August 30, 2016
India highlighting violations of human rights and repression in Balochishtan and PoK may be in order. But let us not be too expectant that this will radically temper Pakistan’s obdurateness on Kashmir
“I wouldn’t recognise the Balochistan problem if it hit me in the face.” These were words spoken by Henry Kissinger during a mission to Pakistan on behalf of the Kennedy Administration in 1962. The words seem oddly out of place today, for suddenly Balochistan is the subject of protracted debate in the Indian and Pakistani media, following the references made in Prime Minister Narendra Modi’s Independence Day speech from the ramparts of the Red Fort in Delhi.
A new Great Game
Do the Prime Minister’s words portend a New Age in India’s foreign and security policy? Are they moves on some grand chessboard? The days of that “period piece” as some have called it, the Great Game, may be behind us, but as a metaphor there is still a frisson that the term evokes. In what Kipling called the grand Asiatic disorder of our region, India is still the strategic centre, and our policies and actions will determine the future course of stability in South Asia.

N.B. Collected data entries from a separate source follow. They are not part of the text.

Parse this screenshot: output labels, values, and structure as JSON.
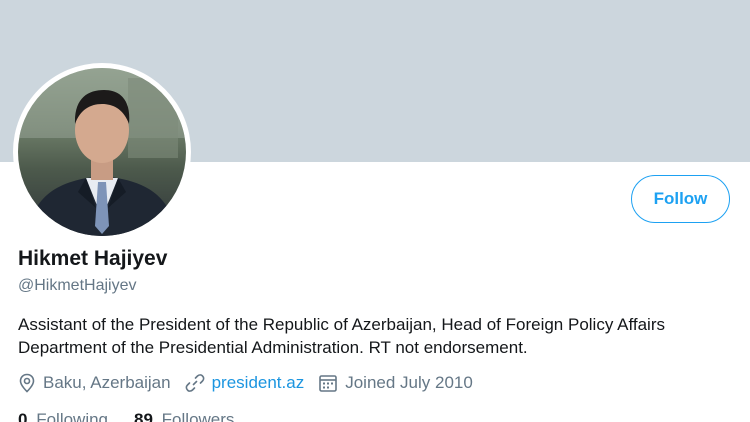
{
  "profile": {
    "name": "Hikmet Hajiyev",
    "handle": "@HikmetHajiyev",
    "bio": "Assistant of the President of the Republic of Azerbaijan, Head of Foreign Policy Affairs Department of the Presidential Administration.  RT not endorsement.",
    "location": "Baku, Azerbaijan",
    "website": "president.az",
    "joined": "Joined July 2010"
  },
  "actions": {
    "follow_label": "Follow"
  },
  "stats": {
    "following_count": "0",
    "following_label": "Following",
    "followers_count": "89",
    "followers_label": "Followers"
  },
  "icons": {
    "location": "location-pin-icon",
    "link": "link-icon",
    "calendar": "calendar-icon"
  },
  "colors": {
    "accent": "#1da1f2",
    "banner": "#ccd6dd",
    "secondary_text": "#657786"
  }
}
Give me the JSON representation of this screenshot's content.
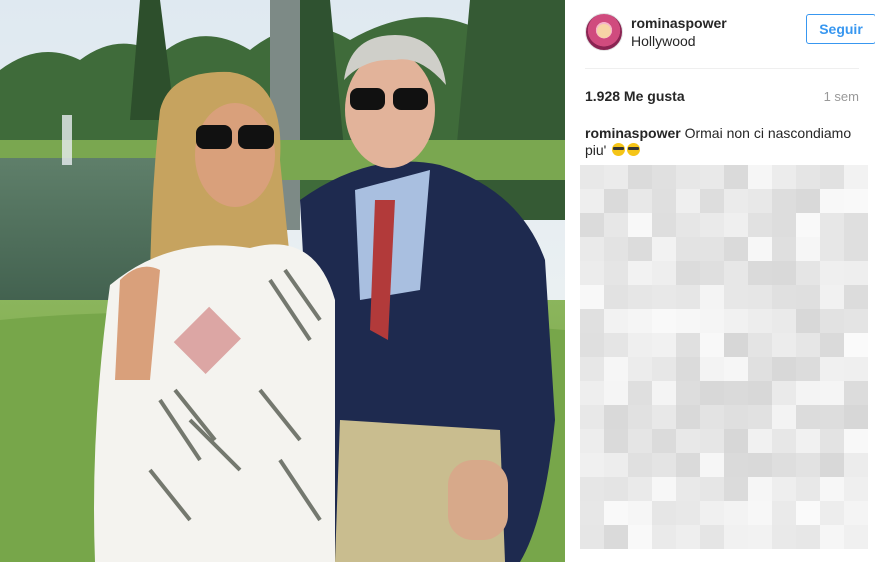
{
  "post": {
    "username": "rominaspower",
    "location": "Hollywood",
    "follow_label": "Seguir",
    "likes": "1.928 Me gusta",
    "time": "1 sem",
    "caption_user": "rominaspower",
    "caption_text": "Ormai non ci nascondiamo piu'",
    "caption_emoji": [
      "sunglasses-emoji",
      "sunglasses-emoji"
    ]
  },
  "colors": {
    "accent": "#3897f0",
    "text": "#262626",
    "muted": "#999999"
  }
}
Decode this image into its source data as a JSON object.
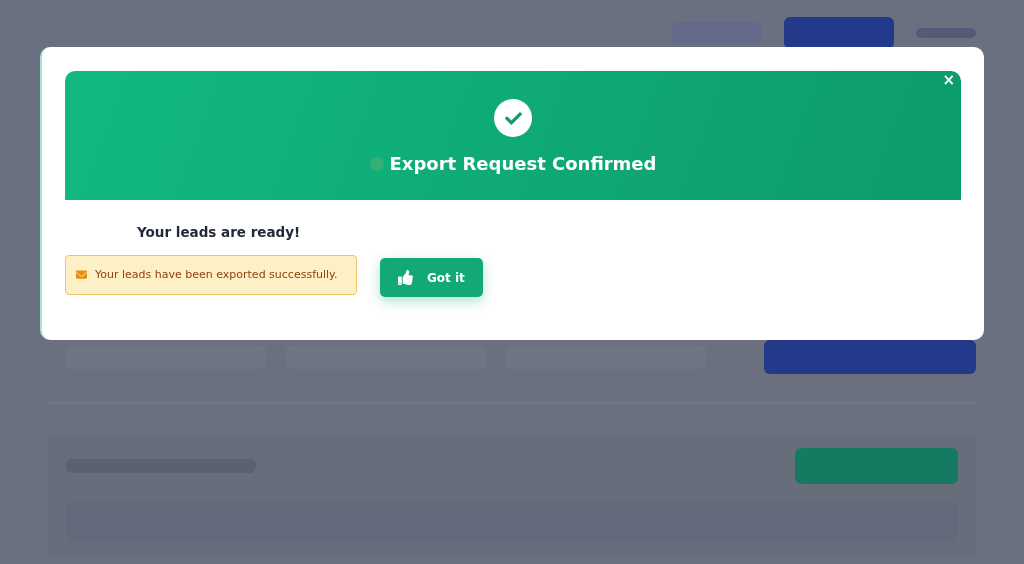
{
  "modal": {
    "title": "Export Request Confirmed",
    "close": "×",
    "heading": "Your leads are ready!",
    "alert": "Your leads have been exported successfully.",
    "button": "Got it"
  }
}
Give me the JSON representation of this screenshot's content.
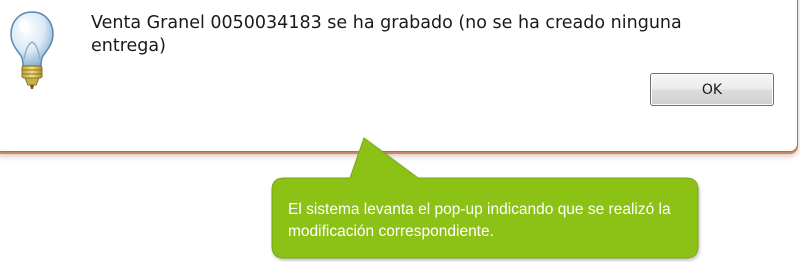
{
  "dialog": {
    "message": "Venta Granel 0050034183 se ha grabado (no se ha creado ninguna entrega)",
    "ok_label": "OK",
    "icon": "lightbulb-icon"
  },
  "callout": {
    "text": "El sistema levanta el pop-up indicando que se realizó la modificación correspondiente.",
    "color": "#8cc113"
  }
}
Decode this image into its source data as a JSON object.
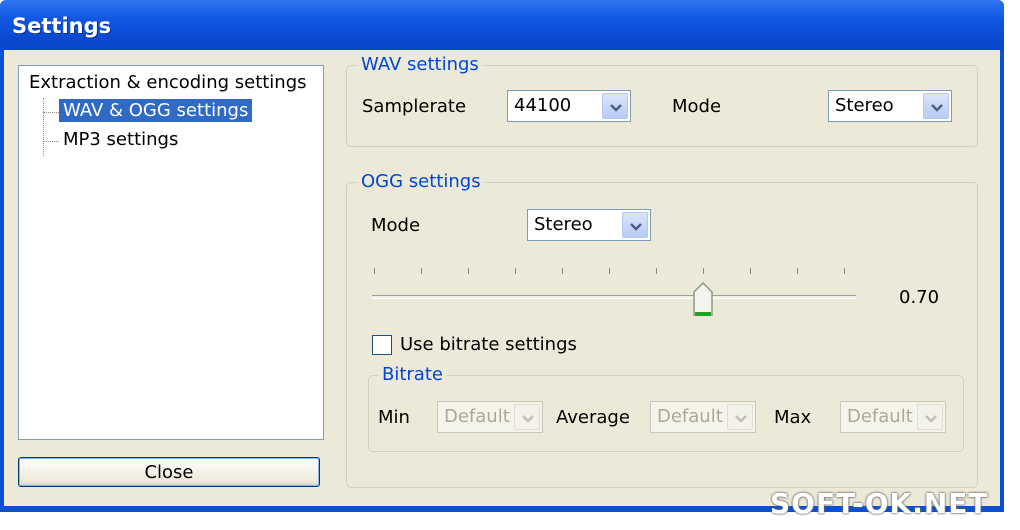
{
  "window": {
    "title": "Settings"
  },
  "tree": {
    "root": "Extraction & encoding settings",
    "items": [
      {
        "label": "WAV & OGG settings",
        "selected": true
      },
      {
        "label": "MP3 settings",
        "selected": false
      }
    ]
  },
  "close_button": "Close",
  "wav": {
    "title": "WAV settings",
    "samplerate_label": "Samplerate",
    "samplerate_value": "44100",
    "mode_label": "Mode",
    "mode_value": "Stereo"
  },
  "ogg": {
    "title": "OGG settings",
    "mode_label": "Mode",
    "mode_value": "Stereo",
    "quality_value": 0.7,
    "quality_text": "0.70",
    "use_bitrate_label": "Use bitrate settings",
    "use_bitrate_checked": false,
    "bitrate": {
      "title": "Bitrate",
      "min_label": "Min",
      "min_value": "Default",
      "average_label": "Average",
      "average_value": "Default",
      "max_label": "Max",
      "max_value": "Default"
    }
  },
  "watermark": "SOFT-OK.NET",
  "colors": {
    "titlebar": "#0a4fd8",
    "selection": "#316ac5",
    "group_title": "#0046d5"
  }
}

There has long been the view that we as Indians should avoid introversion when it comes to dealing with the world and the problems that challenge us. K.M. Panikkar, one of our earliest modern strategic thinkers, was dismissive about pacifism in Indian thought, saying that while Ahimsa was a great creed, the “Hindu theory at all times” was one of active assertion of the right, if necessary through the force of arms. “Wake, be thyself, scourge thy foes” was the teaching of Krishna in the Gita. Indian freedom, in his words, could be “achieved and upheld only by firmly deciding to shoulder our share at all costs in the active defence of the areas necessary for our security”.